Fifty years ago today, the public release of the May 16 notification marked the start of the Cultural Revolution, a ten-year nightmare for the Chinese nation, in addition to being one of the most disgusting periods of evil demonstrated in world history. Recently, the non-official debates among general public have been largely focusing on whether there will be another Cultural Revolution. Those who are optimistic think it is impossible for China to see another Cultural Revolution. Since the reform and opening-up in 1978, China lost the ideological, political and economic soil as well as the authoritarian leadership to mobilize the modern-day masses, who have better education, a broader outlook and independent thinking. Moreover, most Chinese leaders, vested interest groups and emerging middle classes will not allow another Cultural Revolution to occur.
By contrast, pessimists warn that the Cultural Revolution could happen again, as the soil for the Cultural Revolution is considered still fertile, citing many re-emerging Cultural Revolution-style activities such as the “red songs” gala, strict propaganda and political movements, as well as growing personality cults since Xi Jinping’s coronation.

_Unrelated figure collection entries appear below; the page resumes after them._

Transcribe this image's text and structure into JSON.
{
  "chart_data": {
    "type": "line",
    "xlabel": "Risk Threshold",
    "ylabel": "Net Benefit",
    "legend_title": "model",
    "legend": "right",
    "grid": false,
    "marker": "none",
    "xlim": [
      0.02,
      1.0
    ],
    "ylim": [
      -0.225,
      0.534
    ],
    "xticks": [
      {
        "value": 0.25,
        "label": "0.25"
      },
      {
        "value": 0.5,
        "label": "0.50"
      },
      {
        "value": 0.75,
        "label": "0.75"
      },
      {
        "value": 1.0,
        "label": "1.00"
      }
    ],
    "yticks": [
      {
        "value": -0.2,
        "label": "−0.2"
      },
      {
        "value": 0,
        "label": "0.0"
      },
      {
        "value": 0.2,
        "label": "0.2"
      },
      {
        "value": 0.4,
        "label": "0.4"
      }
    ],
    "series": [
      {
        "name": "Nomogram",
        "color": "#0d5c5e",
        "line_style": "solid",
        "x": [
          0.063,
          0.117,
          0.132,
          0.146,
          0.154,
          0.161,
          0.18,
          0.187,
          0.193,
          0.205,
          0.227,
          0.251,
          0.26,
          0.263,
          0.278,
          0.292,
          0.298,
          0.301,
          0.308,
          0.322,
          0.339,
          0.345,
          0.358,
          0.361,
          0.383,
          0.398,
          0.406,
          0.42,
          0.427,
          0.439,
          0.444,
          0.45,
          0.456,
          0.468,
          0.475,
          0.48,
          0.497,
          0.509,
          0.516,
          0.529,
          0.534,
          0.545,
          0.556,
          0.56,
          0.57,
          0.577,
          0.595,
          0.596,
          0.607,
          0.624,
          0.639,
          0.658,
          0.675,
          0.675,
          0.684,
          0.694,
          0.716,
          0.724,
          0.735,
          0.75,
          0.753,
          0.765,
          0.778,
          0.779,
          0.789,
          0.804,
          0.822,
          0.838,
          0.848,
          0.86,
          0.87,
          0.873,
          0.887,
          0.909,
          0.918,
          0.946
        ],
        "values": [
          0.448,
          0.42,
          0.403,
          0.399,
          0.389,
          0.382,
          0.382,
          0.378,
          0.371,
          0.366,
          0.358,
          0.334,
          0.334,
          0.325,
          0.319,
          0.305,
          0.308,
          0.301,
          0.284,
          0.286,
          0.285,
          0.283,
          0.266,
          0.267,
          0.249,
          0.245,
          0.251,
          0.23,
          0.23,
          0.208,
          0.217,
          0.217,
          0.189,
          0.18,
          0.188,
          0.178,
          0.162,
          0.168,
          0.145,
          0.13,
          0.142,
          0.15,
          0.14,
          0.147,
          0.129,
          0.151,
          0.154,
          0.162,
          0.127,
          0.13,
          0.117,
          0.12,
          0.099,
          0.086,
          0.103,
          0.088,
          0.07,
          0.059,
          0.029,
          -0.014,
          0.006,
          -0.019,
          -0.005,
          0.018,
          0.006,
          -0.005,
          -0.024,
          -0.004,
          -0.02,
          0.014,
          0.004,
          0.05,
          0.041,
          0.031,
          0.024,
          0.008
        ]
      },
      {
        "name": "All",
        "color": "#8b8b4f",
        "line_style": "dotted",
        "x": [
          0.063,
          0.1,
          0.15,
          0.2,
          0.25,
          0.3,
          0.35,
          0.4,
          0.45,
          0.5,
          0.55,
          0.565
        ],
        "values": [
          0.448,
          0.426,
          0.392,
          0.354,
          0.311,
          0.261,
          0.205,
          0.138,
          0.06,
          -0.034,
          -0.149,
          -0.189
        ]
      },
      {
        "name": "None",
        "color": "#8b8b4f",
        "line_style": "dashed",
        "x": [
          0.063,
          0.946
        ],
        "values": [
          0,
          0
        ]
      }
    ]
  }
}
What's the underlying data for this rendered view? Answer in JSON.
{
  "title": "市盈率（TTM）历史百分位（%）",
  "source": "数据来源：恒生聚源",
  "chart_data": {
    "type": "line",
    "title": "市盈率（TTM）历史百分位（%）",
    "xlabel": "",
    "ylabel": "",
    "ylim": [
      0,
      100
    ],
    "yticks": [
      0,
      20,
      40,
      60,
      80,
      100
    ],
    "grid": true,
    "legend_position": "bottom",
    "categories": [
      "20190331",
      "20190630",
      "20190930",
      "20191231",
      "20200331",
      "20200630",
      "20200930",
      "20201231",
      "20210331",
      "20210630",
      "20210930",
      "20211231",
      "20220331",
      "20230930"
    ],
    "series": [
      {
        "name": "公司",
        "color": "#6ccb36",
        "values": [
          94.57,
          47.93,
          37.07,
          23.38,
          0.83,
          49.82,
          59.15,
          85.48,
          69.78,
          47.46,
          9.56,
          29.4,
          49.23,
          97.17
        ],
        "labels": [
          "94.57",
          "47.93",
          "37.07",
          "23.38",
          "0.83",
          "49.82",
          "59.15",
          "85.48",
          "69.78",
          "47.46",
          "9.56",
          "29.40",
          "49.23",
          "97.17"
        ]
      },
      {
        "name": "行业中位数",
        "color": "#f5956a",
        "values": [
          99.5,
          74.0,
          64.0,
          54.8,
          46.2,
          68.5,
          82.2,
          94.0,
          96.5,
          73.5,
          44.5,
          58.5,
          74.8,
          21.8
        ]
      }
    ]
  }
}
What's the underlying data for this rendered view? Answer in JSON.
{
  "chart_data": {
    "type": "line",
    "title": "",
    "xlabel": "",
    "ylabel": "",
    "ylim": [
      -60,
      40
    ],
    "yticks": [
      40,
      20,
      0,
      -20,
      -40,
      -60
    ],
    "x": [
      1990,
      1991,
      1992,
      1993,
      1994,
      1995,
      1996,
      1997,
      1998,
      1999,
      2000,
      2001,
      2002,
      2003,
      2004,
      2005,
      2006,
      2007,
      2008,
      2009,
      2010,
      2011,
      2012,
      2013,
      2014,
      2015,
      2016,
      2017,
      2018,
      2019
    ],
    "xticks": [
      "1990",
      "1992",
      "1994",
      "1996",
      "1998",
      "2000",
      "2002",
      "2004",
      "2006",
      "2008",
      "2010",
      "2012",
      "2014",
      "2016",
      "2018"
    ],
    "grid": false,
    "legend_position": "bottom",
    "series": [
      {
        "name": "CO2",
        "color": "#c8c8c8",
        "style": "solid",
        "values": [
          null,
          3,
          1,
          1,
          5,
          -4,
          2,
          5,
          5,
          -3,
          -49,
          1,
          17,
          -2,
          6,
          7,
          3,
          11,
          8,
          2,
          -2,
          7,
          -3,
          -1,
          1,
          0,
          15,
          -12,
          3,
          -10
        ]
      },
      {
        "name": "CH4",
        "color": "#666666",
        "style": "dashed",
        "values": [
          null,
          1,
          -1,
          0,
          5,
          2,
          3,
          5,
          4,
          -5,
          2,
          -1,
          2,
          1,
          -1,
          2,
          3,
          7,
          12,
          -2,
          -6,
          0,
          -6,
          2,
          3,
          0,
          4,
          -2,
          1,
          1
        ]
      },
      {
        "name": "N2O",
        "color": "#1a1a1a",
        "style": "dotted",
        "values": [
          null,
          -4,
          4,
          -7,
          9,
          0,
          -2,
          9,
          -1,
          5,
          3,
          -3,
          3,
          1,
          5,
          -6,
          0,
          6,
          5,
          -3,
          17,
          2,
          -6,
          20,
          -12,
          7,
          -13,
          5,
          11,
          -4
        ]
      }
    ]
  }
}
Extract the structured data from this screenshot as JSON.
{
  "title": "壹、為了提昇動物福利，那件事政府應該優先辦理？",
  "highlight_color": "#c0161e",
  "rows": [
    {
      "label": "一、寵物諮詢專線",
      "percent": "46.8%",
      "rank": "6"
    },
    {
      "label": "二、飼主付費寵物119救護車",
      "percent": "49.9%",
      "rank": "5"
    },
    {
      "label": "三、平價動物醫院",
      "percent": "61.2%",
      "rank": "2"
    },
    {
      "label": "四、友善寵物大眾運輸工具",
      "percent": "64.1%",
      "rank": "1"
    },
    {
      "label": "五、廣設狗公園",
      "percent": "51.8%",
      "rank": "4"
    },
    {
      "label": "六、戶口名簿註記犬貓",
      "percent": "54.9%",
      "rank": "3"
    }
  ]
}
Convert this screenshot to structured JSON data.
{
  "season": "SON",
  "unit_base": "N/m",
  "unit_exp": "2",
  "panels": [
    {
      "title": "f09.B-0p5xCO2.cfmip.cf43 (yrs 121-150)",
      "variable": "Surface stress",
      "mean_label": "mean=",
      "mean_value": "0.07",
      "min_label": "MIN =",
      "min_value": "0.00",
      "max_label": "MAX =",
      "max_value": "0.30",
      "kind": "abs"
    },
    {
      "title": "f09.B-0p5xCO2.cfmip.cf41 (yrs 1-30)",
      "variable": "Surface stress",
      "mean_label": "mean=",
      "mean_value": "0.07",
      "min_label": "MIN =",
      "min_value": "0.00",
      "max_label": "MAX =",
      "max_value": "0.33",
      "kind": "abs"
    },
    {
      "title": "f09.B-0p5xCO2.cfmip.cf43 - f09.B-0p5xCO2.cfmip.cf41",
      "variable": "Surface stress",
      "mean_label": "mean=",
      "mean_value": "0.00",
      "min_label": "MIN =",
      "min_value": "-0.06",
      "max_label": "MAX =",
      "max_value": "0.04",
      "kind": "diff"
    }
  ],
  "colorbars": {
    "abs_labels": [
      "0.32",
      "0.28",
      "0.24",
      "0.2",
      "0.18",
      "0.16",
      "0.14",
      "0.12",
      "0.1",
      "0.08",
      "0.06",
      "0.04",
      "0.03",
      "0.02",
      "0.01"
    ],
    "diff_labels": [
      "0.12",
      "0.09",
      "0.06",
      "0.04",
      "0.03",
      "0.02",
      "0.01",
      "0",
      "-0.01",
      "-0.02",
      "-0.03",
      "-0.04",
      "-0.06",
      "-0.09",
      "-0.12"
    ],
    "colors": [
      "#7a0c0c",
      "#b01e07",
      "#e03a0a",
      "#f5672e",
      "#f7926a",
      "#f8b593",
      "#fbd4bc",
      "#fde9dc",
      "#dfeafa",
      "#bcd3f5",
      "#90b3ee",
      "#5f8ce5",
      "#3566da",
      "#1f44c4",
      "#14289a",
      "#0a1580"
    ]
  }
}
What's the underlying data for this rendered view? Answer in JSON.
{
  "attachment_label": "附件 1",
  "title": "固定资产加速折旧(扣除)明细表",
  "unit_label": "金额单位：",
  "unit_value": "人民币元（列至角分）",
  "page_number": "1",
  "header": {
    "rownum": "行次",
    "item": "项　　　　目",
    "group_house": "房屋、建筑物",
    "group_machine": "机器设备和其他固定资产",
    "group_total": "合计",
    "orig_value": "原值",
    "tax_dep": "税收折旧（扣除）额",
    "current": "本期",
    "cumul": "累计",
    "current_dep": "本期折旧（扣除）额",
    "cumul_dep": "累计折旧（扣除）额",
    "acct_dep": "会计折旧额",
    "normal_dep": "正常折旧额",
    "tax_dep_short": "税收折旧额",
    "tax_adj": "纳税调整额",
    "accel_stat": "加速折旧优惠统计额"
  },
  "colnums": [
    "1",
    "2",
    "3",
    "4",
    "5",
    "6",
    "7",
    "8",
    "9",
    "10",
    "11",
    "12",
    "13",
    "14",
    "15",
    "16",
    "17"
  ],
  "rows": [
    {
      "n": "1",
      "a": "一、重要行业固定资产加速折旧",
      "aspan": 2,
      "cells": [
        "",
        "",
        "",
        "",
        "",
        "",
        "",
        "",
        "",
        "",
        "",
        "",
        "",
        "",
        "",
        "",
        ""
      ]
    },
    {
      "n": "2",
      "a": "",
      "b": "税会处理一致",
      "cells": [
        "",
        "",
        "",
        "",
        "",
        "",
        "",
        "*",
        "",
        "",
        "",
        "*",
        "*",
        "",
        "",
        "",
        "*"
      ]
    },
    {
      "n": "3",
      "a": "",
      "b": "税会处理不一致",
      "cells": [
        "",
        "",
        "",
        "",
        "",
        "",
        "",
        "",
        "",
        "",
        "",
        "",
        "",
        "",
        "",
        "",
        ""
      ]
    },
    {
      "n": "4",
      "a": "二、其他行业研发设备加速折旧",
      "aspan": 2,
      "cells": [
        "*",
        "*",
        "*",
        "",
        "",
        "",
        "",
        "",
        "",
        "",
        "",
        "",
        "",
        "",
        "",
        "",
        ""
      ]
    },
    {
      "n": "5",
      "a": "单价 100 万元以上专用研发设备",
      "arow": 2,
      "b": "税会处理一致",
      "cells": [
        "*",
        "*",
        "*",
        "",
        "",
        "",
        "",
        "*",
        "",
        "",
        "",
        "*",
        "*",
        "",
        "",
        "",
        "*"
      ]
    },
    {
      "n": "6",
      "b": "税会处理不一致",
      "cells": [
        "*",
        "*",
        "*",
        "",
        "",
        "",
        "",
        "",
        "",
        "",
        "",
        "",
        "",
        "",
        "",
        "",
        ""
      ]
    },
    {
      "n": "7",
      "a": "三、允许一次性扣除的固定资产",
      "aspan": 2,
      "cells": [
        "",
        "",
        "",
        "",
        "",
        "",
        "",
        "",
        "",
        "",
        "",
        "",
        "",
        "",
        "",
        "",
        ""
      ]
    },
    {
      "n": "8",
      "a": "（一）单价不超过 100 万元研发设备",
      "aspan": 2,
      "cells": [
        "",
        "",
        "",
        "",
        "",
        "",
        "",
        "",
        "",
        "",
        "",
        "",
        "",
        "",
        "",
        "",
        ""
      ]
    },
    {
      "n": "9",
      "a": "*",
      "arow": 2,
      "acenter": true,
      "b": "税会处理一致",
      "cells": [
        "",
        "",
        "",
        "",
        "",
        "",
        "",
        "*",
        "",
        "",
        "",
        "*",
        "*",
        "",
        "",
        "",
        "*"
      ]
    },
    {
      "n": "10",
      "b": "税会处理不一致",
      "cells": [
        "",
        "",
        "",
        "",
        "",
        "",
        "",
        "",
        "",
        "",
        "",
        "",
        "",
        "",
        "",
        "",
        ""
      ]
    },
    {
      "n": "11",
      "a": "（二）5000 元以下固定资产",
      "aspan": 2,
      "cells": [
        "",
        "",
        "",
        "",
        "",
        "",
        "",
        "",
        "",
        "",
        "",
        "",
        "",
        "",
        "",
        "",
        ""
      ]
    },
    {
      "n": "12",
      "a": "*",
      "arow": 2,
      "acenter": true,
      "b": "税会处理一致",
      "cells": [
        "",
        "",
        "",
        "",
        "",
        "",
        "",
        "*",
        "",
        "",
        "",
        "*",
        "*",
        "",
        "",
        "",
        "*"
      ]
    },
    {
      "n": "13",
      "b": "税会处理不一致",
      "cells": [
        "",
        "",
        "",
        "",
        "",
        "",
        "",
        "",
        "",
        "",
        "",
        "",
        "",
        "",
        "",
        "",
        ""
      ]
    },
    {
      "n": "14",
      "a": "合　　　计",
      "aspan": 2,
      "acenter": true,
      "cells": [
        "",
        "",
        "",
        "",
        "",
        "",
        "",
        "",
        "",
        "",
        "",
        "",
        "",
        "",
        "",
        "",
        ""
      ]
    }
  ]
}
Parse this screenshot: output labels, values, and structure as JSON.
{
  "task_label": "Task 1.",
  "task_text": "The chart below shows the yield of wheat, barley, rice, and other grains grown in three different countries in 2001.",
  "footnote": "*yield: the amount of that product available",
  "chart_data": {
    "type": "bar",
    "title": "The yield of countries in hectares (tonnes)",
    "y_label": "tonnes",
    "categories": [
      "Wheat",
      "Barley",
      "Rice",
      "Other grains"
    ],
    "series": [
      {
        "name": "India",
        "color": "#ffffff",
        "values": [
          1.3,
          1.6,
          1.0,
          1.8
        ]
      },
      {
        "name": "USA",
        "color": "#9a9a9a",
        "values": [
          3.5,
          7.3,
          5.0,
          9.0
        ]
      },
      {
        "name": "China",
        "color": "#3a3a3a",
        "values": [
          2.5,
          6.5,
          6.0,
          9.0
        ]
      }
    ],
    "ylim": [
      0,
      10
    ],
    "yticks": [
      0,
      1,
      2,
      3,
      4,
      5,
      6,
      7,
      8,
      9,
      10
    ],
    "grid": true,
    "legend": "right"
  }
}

It is hard to imagine another Cultural Revolution on a similar scale in a modernized and globalized China. However, the seeds of Cultural Revolution have yet to be fully eliminated. Just four years ago, the then-Chinese premier Wen Jiabao warned another Cultural Revolution could happen again without successful political reform. Without valuing the rule of law, democracy and human rights, the risk of another Cultural Revolution remains. A more dangerous risk than another Cultural Revolution, however, is how China has been trying to deliberately cover up the Cultural Revolution.
China always tries to teach its neighbor Japan that “ Forgetting history is a betrayal, and denying a crime is to repeat a crime ”, but it commits the same mistake when facing its own alleged crimes from the past. The best way to avoid repeating a mistake is to bravely confront it and draw reasonable and profound lessons from it. In this regard, China should learn from Germany, which has fully and repeatedly conducted decades-long introspection of the Holocaust during the Nazi regime.
Unfortunately, none of China’s leaders possesses either the willingness, courage or capability to deeply review the Cultural Revolution beyond the untouchable conclusion base on the “ Resolution on Certain Questions in the History of Our Party Since the Founding of the People's Republic of China (June 1981) ”, which gave the appearance of addressing the Cultural Revolution, but without a thorough introspection.
During this sensitive fiftieth anniversary, a sensitive time, the official silence inside mainland China and the intensive discussions outside, one cannot help but wonder: who has the right to claim the Cultural Revolution as part of their history?
Chinese leaders worry that public discourse of the Cultural Revolution may divide the nation, cause social chaos and jeopardize the Party’s legitimacy. That may be a valid concern, but the truth will come to light sooner or later, and self-disclosure and being uncovered by others will reveal totally different stories.
For decades, the Chinese Communist Party has expended a great deal of effort to bury such a disgraceful memory of the Cultural Revolution, while the West’s interests in exposing the shameful scar have never faded away. Ironically, the Cultural Revolution happened in China, but the most publicly available research has been done in the West. As a Chinese national born in the 1980s, well into Deng Xiaoping’s tenure, I only got the chance to comprehensively know the Cultural Revolution when I studied overseas. I was then shocked by the unbelievably brutal substance of the “ten-year disaster” (shí nián hào jié), a prevailing narrative of the Cultural Revolution in China. Our Chinese nation paid the bloody cost during the great human tragedies, but the rest of the world learnt the lessons. What a pity for China!
The Cultural Revolution was indeed a shame for our Chinese nation, but it will be more shameful for us to try to cover it with self-deception. Instead, we should wisely follow the Chinese proverb “A fault confessed is half redressed.” (zhī cuò néng gǎi, shàn mò dà yān) After all, it is our Cultural Revolution!
Sun Xi, a 1980s China-born alumnus of the Lee Kuan Yew School of Public Policy at the National University of Singapore, is a senior investment analyst and independent commentary writer based in Singapore.